The county's dispatching equipment was upgraded in April. The new equipment coupled with the county's centerline system put into use a month ago allows dispatchers to see an exact location of a cellular caller. This technology will allow authorities to respond quicker to emergency situations.
"It will increase response times and help everyone all the way around," Keck said.
With the new system in place, dispatchers can locate a cellular caller depending on the proximity of the cellular tower the phone is using to make the call, Keck said. The system typically pinpoints the caller from 10 to 100 feet of the caller's location from a chip inside the phone, he said.
"It nails them to where they are at right now,"?he said.
Also, if a caller is driving down a road, the system can track the caller every 10 to 30 seconds to show the direction of travel, Keck said.
While the system is working well, it is still in the testing phase, Keck said. The centerline system still requires some changes, primarily corrections to the spellings of some street names in the county, he said. The system should be completed within the next month, he said.
The county was approved for a centerline grant last year along with many other counties in the state, including Sharp. Although some centerline projects are taking some time, Fulton County's is not.
According to Keck, the county hired a private contractor to address the county in 1998. Part of the contractor's job was to create a centerline file mapping all the roads in the county, he said. The problem was, the contractor didn't finish the job. But, Keck picked up where the contractor left off. It was completed in 2000, he said. That information put the county ahead on its centerline project because all the information was already collected and on file. It was just in a different format.
"It's working out real well,"?Keck said.
The first day the system was in use, the county received a phone call that put the system to the test. The county equipment located the caller outside the county in the Sharp County portion of Cherokee Village, Keck said. Dispatch then pushed a button and transferred the call to Sharp County.
"Whatever cell phone tower picks up the call depends on where the call goes,"?Keck said.
The next upgrade to the system will be locating calls from land line phones, Keck said. It is expected to be completed by October, he said.

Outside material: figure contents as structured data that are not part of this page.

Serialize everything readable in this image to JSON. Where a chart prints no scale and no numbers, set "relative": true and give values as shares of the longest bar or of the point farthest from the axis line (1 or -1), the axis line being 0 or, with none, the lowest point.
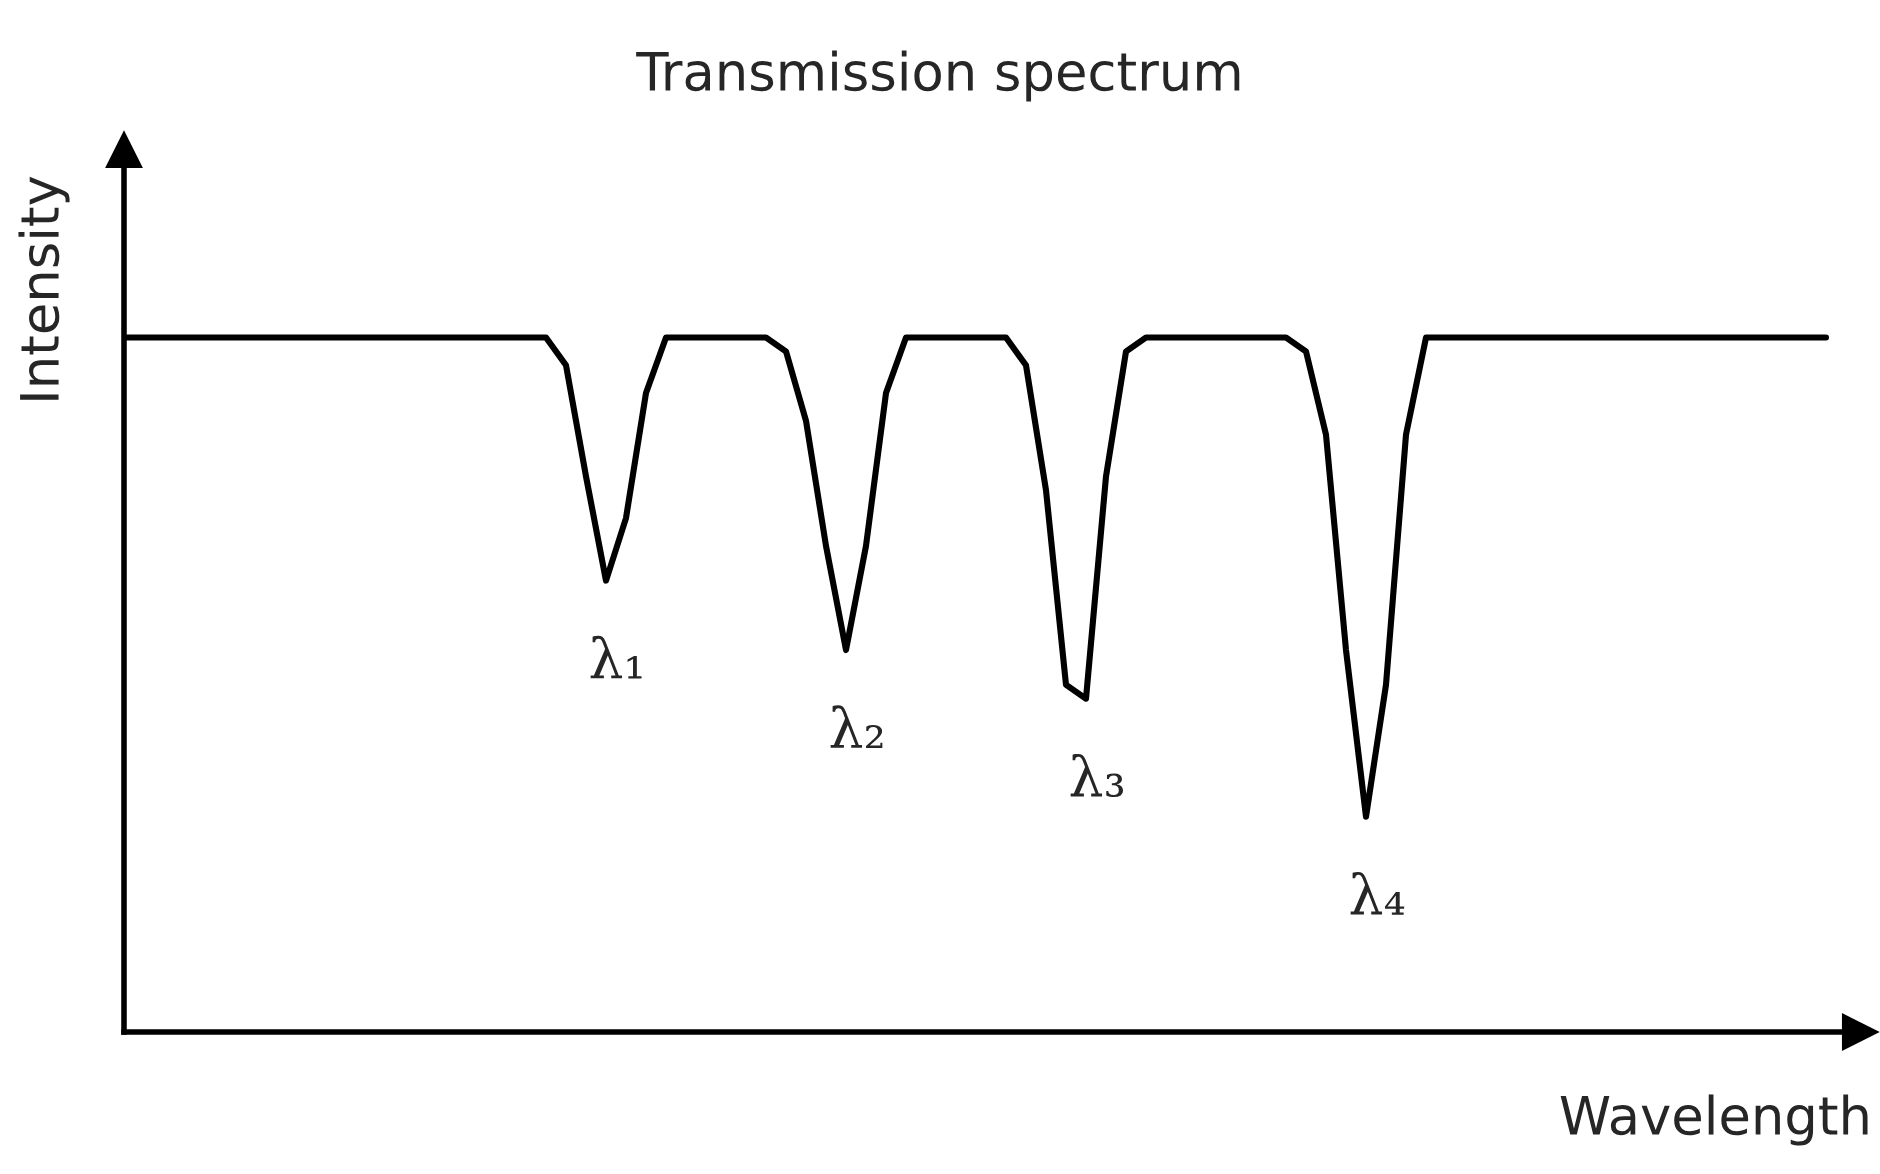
{
  "chart_data": {
    "type": "line",
    "title": "Transmission spectrum",
    "xlabel": "Wavelength",
    "ylabel": "Intensity",
    "relative": true,
    "categories": [
      null,
      null,
      null,
      null,
      null,
      null,
      null,
      null,
      null,
      null,
      null,
      null,
      null,
      null,
      null,
      null,
      null,
      null,
      null,
      null,
      null,
      null,
      null,
      null,
      null,
      null,
      null,
      null,
      null,
      null,
      null,
      null,
      null,
      null,
      null,
      null,
      null,
      null,
      null,
      null,
      null,
      null,
      null,
      null,
      null,
      null,
      null,
      null,
      null,
      null,
      null,
      null,
      null,
      null,
      null,
      null,
      null,
      null,
      null,
      null,
      null,
      null,
      null,
      null,
      null,
      null,
      null,
      null,
      null,
      null,
      null,
      null,
      null,
      null,
      null,
      null,
      null,
      null,
      null,
      null,
      null,
      null,
      null,
      null,
      null,
      null
    ],
    "series": [
      {
        "color": "#000000",
        "values": [
          1,
          1,
          1,
          1,
          1,
          1,
          1,
          1,
          1,
          1,
          1,
          1,
          1,
          1,
          1,
          1,
          1,
          1,
          1,
          1,
          1,
          1,
          0.96,
          0.8,
          0.65,
          0.74,
          0.92,
          1,
          1,
          1,
          1,
          1,
          1,
          0.98,
          0.88,
          0.7,
          0.55,
          0.7,
          0.92,
          1,
          1,
          1,
          1,
          1,
          1,
          0.96,
          0.78,
          0.5,
          0.48,
          0.8,
          0.98,
          1,
          1,
          1,
          1,
          1,
          1,
          1,
          1,
          0.98,
          0.86,
          0.55,
          0.31,
          0.5,
          0.86,
          1,
          1,
          1,
          1,
          1,
          1,
          1,
          1,
          1,
          1,
          1,
          1,
          1,
          1,
          1,
          1,
          1,
          1,
          1,
          1,
          1
        ]
      }
    ],
    "annotations": [
      "λ₁",
      "λ₂",
      "λ₃",
      "λ₄"
    ],
    "marker": "none",
    "line_style": "solid"
  }
}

Sharp County Sheriff Dale Weaver said his county's computer aided dispatch system gives the dispatcher the X and Y coordinates of the caller, but that information currently does the county little good.
"We don't have the mapping system to show where it is on the map," he said, adding that the centerline project is underway but hasn't been integrated into the 9-1-1 equipment as of yet.

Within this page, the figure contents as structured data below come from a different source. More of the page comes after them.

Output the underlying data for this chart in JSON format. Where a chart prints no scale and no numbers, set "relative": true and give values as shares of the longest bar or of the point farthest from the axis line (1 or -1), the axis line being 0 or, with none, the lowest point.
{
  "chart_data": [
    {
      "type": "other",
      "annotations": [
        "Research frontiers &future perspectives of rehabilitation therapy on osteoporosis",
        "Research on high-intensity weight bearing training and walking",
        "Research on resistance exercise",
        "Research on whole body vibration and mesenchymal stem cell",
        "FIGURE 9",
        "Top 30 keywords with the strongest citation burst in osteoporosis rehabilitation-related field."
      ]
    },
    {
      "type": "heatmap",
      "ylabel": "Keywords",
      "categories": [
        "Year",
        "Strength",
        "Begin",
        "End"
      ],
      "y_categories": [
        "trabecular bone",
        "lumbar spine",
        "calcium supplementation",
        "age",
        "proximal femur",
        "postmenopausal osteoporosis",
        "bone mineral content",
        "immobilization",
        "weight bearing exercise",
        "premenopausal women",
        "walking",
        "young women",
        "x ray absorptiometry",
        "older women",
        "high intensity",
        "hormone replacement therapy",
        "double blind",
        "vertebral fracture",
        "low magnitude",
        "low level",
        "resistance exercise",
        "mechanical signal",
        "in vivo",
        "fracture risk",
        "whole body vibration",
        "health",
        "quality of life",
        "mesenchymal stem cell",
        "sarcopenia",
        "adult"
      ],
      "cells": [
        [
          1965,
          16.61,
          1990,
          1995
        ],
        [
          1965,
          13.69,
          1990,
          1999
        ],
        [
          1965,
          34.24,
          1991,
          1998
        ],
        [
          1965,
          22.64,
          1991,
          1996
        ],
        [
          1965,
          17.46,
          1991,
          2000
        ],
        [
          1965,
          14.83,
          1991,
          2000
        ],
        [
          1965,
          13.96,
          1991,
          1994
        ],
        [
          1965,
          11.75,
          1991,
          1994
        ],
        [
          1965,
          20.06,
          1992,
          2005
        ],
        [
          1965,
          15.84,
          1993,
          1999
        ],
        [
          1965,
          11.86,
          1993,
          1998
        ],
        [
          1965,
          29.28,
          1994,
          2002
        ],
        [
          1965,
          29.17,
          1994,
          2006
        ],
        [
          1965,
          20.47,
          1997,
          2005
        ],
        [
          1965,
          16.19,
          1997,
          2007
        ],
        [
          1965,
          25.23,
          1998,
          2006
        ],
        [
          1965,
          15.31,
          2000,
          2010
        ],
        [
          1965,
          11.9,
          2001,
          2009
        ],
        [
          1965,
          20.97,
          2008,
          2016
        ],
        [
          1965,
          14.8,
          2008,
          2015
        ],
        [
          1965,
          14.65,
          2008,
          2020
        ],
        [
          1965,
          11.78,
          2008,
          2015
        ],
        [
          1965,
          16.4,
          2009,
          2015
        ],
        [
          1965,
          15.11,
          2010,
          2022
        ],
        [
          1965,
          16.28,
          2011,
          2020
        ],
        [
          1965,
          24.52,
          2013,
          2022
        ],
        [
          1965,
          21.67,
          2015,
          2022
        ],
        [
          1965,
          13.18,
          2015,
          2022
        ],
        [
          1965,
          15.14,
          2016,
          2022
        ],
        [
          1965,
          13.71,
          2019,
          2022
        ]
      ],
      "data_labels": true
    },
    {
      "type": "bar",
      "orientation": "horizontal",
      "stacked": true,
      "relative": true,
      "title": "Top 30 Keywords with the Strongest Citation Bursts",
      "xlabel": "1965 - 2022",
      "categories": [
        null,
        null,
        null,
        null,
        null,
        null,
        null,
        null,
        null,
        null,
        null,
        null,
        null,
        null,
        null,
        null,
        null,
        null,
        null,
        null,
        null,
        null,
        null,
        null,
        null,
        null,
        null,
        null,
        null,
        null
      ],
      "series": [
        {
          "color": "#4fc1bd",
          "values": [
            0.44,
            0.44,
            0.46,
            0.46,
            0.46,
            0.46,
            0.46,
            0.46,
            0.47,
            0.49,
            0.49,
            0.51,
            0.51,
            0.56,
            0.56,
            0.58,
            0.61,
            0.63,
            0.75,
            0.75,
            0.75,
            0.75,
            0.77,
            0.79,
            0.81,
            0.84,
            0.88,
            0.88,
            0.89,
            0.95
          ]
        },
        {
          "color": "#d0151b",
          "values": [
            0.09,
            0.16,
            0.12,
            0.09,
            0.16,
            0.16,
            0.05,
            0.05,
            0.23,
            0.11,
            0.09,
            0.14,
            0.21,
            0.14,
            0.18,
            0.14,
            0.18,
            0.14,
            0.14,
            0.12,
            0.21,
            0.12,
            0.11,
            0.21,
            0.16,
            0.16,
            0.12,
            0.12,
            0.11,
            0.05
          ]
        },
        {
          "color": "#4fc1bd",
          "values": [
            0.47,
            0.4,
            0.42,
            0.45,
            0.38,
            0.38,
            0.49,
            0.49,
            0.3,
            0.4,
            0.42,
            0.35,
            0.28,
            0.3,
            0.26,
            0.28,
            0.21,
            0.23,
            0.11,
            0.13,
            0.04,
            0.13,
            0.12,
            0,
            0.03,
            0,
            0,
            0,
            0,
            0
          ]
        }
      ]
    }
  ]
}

Being able to pinpoint the location of callers is vital, Weaver said.
"It's very important, and it always has been, but I think it's more so all the time," he said. "There are more and more cell phone calls coming in every day."
Some of those calls from cellular phones are from motorists reporting a wreck. If the caller is not familiar with the area, it may be difficult to locate the wreck, but with the mapping system that won't be a problem anymore.
"It's a very valuable tool," Weaver said.
Sharp County's dispatch system received a vital upgrade a few years ago when the county changed 9-1-1 providers and replaced the aging equipment. The upgrade provided dispatchers with a name, phone number and address of a land line phone and gave the phone number and sometimes the name on the cellular phones, Weaver said. The system was expanded a few months ago, allowing dispatchers to access the coordinates of a call.
The centerline projects don't only help with 9-1-1, but in other county offices as well. County assessors can use the information to locate parcels of land and home sites, and county road departments can also use the equipment in their daily work.
"It's a good thing all the way around," Weaver said.